As we’ve blogged about, Nadia Bolz-Weber has been getting a lot of attention as an ELCA “pastorix” who, for all of her tattoos, ministry to gays, and violation of “culture wars” stereotypes, preaches justification by grace through faith, Christ’s Atonement for sin, and the theology of the Cross.

Now a British journalist has written an article that asks the question, “can Nadia Bolz-Weber save evangelicalism?”  (See excerpts after the jump, along with my thoughts.)  But I wonder if what people are so impressed with is just a matter of her “style” or if it isn’t even more so a reaction to her Lutheran theology, which comes across as new, mind-blowing, and just what people need to hear.

From Andrew Brown, Tall, tattooed and forthright, can Nadia Bolz-Weber save evangelicism? | theguardian.com:

A little over six feet tall, well-muscled and extravagantly tattooed, Nadia Bolz-Weber little resembles the Vicar of Dibley. Also, she recognised the ringtone on my phone, an intricate guitar passage cut from the middle of a 20-minute Grateful Dead improvisation. So of course I liked her. She’s a Lutheran pastor from Denver, Colorado and one of the stars of the younger generation of American evangelicals because she seems to have found a way out of the trenches of the culture wars so she can uphold tradition without being homophobic or nasty.

She has in some respects the classical evangelical salvation story: brought up good, went to the bad, found Jesus once again and turned out – not good, she says, but “so so”. She parodies the hymn Amazing Grace: “It’s not like ‘I once was blind, and now can see’: it’s more like, ‘I once was blind and now I have really bad vision’.” She is an enemy of smugness.

But although she is opposed to the megachurch culture of American evangelical protestantism, she is also scathing about the standard liberal pieties.

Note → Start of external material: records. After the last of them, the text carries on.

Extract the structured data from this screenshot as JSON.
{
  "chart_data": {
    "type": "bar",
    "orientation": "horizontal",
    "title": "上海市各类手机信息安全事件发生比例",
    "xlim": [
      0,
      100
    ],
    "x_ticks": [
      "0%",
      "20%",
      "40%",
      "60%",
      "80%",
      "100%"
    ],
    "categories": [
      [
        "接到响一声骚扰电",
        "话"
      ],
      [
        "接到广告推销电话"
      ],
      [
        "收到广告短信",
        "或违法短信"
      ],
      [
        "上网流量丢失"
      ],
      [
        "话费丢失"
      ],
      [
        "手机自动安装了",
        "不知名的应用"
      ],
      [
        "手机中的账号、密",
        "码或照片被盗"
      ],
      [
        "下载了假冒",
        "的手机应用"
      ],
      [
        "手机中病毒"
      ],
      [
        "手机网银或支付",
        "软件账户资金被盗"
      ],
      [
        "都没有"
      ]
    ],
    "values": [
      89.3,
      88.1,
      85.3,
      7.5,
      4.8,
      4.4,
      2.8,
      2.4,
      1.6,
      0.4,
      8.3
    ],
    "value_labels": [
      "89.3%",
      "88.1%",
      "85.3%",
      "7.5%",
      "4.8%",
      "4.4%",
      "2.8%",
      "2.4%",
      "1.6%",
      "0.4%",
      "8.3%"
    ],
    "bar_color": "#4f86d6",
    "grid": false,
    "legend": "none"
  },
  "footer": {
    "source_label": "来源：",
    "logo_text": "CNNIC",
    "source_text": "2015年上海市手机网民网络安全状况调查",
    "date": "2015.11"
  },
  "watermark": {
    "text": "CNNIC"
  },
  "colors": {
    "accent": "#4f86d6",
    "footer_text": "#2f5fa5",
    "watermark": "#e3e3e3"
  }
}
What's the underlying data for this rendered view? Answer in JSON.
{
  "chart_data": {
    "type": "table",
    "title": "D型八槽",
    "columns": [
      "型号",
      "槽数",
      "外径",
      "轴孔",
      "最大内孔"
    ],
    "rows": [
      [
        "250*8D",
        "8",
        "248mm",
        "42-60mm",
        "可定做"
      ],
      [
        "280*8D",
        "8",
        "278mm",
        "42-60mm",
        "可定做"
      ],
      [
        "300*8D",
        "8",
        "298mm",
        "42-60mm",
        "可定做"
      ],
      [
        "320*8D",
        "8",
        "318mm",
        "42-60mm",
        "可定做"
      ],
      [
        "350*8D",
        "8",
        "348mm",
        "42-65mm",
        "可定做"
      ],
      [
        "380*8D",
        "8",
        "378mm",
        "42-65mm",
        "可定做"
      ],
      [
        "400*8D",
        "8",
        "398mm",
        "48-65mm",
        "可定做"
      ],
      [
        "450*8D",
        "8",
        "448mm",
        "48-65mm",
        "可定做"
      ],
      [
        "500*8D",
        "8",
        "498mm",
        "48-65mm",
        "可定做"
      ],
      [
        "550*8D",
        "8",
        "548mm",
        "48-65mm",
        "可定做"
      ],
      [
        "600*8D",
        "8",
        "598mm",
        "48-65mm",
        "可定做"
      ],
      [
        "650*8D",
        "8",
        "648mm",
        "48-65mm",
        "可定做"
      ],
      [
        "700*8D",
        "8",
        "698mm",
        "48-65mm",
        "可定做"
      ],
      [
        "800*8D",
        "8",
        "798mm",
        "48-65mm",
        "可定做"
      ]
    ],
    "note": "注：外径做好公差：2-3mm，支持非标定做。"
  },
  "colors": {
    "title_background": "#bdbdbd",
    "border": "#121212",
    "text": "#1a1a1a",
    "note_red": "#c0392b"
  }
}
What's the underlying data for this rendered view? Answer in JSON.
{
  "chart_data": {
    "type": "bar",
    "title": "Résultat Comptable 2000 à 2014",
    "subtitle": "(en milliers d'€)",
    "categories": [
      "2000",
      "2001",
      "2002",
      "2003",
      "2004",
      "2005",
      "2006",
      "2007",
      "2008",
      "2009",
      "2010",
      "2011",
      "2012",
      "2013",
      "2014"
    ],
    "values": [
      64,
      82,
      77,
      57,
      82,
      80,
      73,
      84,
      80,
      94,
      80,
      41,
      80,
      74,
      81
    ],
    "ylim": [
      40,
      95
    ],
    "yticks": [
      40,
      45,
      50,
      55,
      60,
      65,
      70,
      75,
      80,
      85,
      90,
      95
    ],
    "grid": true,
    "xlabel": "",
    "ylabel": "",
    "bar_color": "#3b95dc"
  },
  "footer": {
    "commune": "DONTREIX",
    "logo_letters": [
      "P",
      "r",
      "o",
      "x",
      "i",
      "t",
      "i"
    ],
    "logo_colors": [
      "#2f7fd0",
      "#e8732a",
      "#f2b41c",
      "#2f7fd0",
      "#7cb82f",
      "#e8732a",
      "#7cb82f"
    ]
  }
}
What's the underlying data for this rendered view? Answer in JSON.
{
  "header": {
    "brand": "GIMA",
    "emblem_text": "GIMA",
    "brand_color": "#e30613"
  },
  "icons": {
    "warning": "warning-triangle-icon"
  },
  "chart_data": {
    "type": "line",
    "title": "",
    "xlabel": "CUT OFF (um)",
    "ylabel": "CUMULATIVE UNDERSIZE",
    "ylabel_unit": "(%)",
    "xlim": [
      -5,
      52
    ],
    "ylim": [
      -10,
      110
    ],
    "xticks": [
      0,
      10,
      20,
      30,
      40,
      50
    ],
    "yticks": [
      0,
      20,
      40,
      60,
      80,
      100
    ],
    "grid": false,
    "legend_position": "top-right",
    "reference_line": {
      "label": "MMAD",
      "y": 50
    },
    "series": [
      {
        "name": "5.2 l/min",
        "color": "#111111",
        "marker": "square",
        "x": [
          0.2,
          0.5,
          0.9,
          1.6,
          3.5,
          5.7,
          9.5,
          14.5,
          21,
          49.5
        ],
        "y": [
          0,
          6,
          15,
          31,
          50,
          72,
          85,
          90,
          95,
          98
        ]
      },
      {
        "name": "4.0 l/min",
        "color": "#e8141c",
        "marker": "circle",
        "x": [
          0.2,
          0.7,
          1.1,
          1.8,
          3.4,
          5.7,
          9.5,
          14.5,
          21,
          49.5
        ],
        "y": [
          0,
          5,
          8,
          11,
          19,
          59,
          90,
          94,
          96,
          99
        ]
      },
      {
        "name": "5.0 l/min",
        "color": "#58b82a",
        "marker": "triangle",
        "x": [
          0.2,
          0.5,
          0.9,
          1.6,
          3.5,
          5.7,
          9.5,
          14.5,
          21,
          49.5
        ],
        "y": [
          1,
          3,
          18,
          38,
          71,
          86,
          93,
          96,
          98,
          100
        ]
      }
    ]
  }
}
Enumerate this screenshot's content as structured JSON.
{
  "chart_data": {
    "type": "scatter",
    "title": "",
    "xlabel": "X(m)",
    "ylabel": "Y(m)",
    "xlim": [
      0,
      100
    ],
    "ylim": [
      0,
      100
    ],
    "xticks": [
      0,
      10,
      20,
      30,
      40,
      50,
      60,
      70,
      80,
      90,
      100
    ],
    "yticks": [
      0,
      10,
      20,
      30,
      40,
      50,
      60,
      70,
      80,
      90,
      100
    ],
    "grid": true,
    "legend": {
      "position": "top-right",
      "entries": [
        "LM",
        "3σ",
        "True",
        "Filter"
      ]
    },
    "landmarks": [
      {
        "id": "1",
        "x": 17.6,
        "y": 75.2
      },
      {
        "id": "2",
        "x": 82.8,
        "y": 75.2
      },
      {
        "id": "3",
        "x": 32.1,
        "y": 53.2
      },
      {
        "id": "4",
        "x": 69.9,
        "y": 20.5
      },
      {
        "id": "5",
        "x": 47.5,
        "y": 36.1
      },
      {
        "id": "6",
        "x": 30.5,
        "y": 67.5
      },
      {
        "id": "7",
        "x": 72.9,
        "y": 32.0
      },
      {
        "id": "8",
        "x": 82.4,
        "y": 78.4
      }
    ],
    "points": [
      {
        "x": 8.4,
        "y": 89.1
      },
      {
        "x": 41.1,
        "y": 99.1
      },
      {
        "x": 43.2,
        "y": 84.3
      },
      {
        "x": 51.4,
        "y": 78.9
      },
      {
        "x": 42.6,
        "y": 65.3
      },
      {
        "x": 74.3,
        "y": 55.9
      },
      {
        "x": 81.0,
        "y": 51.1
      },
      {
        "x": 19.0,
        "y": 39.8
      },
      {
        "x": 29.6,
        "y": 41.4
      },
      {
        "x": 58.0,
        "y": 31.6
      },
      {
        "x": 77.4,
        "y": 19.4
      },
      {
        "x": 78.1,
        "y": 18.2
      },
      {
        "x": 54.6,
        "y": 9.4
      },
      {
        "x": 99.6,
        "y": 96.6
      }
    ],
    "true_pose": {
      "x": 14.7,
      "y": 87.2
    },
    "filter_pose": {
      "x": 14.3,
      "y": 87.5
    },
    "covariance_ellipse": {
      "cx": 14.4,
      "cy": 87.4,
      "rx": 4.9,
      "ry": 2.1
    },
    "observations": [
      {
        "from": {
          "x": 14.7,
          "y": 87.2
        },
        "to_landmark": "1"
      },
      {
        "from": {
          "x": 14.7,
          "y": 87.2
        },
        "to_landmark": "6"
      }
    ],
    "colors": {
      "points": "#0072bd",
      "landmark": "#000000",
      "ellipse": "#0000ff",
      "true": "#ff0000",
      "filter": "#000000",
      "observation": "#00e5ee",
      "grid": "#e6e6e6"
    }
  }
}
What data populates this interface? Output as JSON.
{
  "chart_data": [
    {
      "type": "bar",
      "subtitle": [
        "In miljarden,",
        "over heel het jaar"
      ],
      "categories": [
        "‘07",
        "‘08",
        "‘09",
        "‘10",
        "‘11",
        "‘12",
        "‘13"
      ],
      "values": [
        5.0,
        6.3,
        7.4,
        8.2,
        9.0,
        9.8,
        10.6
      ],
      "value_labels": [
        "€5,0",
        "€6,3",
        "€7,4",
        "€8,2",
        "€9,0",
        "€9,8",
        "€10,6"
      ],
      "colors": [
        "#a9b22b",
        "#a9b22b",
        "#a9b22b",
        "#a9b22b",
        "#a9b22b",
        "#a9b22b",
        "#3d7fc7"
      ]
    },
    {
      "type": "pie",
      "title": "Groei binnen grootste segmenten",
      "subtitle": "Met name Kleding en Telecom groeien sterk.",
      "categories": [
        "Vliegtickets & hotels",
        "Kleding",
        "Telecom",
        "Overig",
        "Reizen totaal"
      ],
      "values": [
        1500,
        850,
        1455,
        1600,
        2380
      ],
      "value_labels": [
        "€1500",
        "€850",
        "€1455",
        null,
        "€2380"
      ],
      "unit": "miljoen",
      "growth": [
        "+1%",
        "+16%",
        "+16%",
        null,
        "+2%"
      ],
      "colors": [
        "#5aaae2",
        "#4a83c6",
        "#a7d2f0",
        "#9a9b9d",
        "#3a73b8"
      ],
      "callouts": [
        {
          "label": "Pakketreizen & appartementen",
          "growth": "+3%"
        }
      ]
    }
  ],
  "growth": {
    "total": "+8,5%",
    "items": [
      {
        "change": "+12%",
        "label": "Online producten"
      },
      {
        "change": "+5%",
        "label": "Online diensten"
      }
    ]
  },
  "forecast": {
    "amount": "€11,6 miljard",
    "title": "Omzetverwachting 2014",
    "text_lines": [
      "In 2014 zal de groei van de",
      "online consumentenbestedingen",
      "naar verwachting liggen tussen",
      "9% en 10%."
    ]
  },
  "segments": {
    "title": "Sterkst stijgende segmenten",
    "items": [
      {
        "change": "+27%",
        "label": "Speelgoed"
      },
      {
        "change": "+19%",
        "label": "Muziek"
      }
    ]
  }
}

She has queers and freaks and outcasts of all sorts in her congregation, and her church helps run a day shelter for gay teens, but churches which pride themselves on their “inclusiveness” seem patronising to her: “You do that and you’re just going to get muscle cramps from patting yourself on the back.”

She doesn’t like charity generally: “Americans have a tendency to idolise the non-profit industrial complex,” she says, but that is not how she understands the character of God, who is wasteful and profligate. As a Lutheran she has to believe that God does not reward goodness, and no one reaches heaven by good works alone. So her church work is as much geared to transforming the people who do it as to changing the recipients.

“There are things that we do, but they are just a natural extension of what God has done among us.”

It makes an unusual mixture. The fact of her tattoos, she says, is really not shocking in the States. But they are, when you look at them, extravagantly Christian. It’s not just the four-inch oval belt buckle she wears, with an enamelled icon in the middle of it, and the words: “Jesus loves you” etched around the top. Her left arm is almost like a cathedral window, covered in scenes from the Bible. There’s a creation, surprisingly small; a nativity; Jesus in the desert; the raising of Lazarus; the angel at the empty tomb; and Mary and the disciples at Pentecost. She is having the Annunciation tattooed all over her back.

This is an unusual form of evangelism. But it may be the only kind that can break through the crust of dislike and suspicion which insulates increasing numbers of younger Americans from Christianity.

“An unusual form of evangelism”!  But is it really?  Or is the evangelism part only unusual in today’s evangelicalism?

People who call themselves “evangelicals” need to get the “evangel,” the Gospel, right, and yet many evangelicals today are either leaving the Gospel out, changing its content, or transforming it into another kind of Law.  I would think that Luther could help all evangelicals get the Gospel straight.

Lutheranism could also help evangelicals disentangle themselves from politics and culture wars, while still showing how they can be productively engaged in political and cultural issues.

Lutheranism could also resolve the fights between Calvinists and Arminians, as well as Catholics and Protestants, “emergents” and “fundamentalists.”   It also offers liturgy, sacraments, a theology of God’s Word, a theology of suffering, the doctrine of vocation, and other things that contemporary Christians are said to lack but that many have a yearning for.

“Pastorix” [her term] Bolz-Weber falls short of Lutheran orthodoxy as we Missouri Synod Lutherans understand it when it comes to women’s ordination, gay marriage, and other issues that separate us from the Evangelical Lutheran Church in America.  Maybe she could help save the ELCA and mainline Christianity in general by proclaiming the Gospel of Christ despite the reigning paradigm of non-supernatural liberal theology.  But maybe her evangelical fans could go deeper to find the true source of what to them seems so radical and liberating.